米海軍幹部、軍艦9隻の解体計画を擁護 就役から3年足らずの艦も
(CNN) 米海軍幹部は13日までに、比較的新しい軍艦9隻を次年度に解体する計画について擁護する見解を示した。一方で同軍は、中国軍艦隊の規模拡大に対応することを目指してもいる。退役予定の沿海域戦闘艦(LCS)のうち3隻は、就役から3年足らずしか経過していない。
海軍作戦部長のマイケル・ギルデイ大将は11日の下院軍事委員会で、当該の艦を早期に退役させる主要な理由として、対潜戦システムが技術的に機能しなかった点に言及。現在の環境では、高性能の潜水艦を追跡する本来の任務で成果をあげる見通しが立たなくなったと説明した。

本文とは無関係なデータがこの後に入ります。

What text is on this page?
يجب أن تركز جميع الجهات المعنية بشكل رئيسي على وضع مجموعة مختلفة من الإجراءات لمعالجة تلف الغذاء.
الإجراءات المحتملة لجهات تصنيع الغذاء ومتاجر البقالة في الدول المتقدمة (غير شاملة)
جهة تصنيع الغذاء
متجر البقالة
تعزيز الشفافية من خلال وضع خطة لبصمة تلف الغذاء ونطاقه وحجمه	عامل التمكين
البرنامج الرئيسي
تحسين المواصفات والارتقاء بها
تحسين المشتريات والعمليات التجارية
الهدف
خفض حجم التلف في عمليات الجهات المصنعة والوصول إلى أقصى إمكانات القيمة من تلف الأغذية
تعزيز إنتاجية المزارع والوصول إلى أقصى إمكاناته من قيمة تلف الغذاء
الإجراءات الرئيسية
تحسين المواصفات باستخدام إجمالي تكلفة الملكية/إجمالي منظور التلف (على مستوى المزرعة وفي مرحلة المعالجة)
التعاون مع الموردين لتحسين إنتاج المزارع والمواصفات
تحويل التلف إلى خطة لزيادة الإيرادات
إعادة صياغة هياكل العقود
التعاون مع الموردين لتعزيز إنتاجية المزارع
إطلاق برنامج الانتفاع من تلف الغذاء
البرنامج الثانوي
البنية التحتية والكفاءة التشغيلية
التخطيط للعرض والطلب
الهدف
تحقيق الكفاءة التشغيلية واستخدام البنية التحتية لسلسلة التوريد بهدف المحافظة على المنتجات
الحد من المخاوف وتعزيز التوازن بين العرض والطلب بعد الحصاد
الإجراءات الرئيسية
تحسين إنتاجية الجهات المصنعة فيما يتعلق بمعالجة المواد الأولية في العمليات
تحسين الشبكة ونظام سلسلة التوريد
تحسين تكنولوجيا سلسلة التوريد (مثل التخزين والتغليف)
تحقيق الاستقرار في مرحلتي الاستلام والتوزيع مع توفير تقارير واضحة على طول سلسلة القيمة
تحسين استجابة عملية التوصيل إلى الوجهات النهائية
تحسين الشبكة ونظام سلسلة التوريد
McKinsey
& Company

海軍が提出した2023年度予算案によると、これらの艦船の退役は約3億9100万ドル(約503億円)の節約になるという。ただLCS9隻の建造には合計で約32億ドルのコストがかかっている。
このうち「インディアナポリス」、「ビリングス」、「ウィチタ」の3隻は19年に就役した。これは当初の予定よりはるかに短い期間で退役計画が発表されたことを意味する。
他にも6隻のLCSを退役させる予定で、これらは全て単胴船のフリーダム級。三胴船のインディペンデンス級と合わせ、各LCSは40ノット以上の速度で航行できる。
16年の海軍の計画では、フリーダム級は全てフロリダ州メイポートを母港とし、主に大西洋での作戦に使用される予定だった。一方のインディペンデンス級の母港はカリフォルニア州サンディエゴで、主に太平洋での任務が想定されていた。
今回の退役の決定により、海軍は保有する最新鋭の艦の一部が近代戦に適応しないことを認めた形だ。
海軍は解体計画を発表したが、軍事予算の最終決定権は連邦議会が持つ。過去には議会が退役要請に応じなかったこともある。議員らが中国海軍の拡大並びに米中艦隊間の規模の差を注視する中、米海軍艦の削減は一段と困難になる可能性もある。